Farouq was convicted in a Sharia court in Kano State after he was accused of using foul language toward Allah in an argument with a friend.
The state claimed Farouq was arraigned as an adult because he has attained puberty and has full responsibility under Islamic law. The same court sentenced Yahaya Sharif-Aminu, a studio assistant, to death for blasphemy against the Prophet Muhammed on August 10.
If Buhari refuses to intervene and Farouq’s sentence is not commuted, Cywiński offered to take the place of the 13-year-old in prison, along with 190 other adult volunteers.

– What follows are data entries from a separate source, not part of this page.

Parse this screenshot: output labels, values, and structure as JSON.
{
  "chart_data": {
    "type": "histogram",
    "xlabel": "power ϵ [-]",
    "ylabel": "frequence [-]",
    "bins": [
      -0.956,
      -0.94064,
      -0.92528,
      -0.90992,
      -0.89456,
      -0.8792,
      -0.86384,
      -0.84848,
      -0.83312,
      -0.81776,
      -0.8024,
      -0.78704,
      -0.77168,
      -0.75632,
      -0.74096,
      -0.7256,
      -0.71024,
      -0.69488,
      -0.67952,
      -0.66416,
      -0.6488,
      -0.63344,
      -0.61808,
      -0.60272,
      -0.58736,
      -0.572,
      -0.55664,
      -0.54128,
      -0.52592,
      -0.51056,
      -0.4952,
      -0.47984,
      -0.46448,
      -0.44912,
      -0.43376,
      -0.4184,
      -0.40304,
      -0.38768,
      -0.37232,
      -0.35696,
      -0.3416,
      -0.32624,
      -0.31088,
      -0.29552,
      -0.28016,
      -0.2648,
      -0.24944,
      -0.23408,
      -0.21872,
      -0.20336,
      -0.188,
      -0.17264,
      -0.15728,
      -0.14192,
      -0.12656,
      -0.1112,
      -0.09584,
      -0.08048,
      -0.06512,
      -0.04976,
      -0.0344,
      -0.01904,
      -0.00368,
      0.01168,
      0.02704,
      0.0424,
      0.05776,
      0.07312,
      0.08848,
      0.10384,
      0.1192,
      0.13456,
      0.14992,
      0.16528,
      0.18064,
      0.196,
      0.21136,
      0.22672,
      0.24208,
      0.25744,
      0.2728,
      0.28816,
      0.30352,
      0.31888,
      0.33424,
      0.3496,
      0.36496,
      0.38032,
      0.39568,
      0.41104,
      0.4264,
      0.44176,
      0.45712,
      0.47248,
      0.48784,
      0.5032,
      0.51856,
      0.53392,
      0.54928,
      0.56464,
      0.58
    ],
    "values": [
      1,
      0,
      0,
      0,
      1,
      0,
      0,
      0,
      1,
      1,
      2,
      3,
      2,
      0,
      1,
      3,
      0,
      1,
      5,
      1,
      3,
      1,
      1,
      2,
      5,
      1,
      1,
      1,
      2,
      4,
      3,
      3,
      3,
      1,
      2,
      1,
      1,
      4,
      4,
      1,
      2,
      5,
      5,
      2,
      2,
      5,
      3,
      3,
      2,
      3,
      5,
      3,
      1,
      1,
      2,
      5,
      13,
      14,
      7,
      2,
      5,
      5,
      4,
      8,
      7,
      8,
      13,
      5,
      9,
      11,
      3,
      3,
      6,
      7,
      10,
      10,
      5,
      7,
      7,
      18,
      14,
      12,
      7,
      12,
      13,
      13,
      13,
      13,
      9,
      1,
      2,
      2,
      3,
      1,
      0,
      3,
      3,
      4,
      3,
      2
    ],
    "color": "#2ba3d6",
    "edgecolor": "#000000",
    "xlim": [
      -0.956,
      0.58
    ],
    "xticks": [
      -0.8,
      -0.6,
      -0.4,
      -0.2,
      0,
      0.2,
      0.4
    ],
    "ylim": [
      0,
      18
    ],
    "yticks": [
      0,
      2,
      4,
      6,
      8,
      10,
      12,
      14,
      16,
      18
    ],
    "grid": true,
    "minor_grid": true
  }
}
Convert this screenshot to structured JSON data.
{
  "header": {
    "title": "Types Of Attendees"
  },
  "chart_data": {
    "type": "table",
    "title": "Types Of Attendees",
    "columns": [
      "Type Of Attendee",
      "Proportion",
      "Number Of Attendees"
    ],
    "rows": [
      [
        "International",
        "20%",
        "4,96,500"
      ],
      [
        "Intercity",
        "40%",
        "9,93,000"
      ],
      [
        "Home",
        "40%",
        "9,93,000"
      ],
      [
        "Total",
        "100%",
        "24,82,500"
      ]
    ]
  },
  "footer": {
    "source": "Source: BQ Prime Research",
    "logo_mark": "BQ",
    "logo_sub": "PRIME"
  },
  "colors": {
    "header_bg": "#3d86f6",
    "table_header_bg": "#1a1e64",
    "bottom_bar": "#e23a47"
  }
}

“However, if it turns out that the words of this child absolutely require 120 months of imprisonment, and even you are not able to change that, I suggest that in place of the child, 120 adult volunteers from all over the world, gathered by us—myself personally among them— should each serve a month in a Nigerian prison,” wrote the director.
He also offered to personally fund Farouq’s education if he is pardoned, resulting in “an aware and educated young citizen” rather than a “destroyed young man.”
Farouq’s punishment is in violation of the African Charter of the Rights and Welfare of a Child and the Nigerian constitution, said his counsel Kola Alapinni, who told reporters they filed an appeal on his behalf on September 7.
Alapinni said he or other lawyers working on the case have not been granted access to Farouq by authorities in Kano State.
He said he found out about Farouq’s case by chance when working on the case of Sharif-Aminu, who was sentenced to death for blasphemy at the Kano Upper Sharia Court.
“We found out they were convicted on the same day, by the same judge, in the same court, for blasphemy and we found out no one was talking about Omar, so we had to move quickly to file an appeal for him,” he told reporters.
“Blasphemy is not recognized by Nigerian law. It is inconsistent with the constitution of Nigeria,” he added.
United Nations Children’s Fund has also condemned the sentencing of the teenager.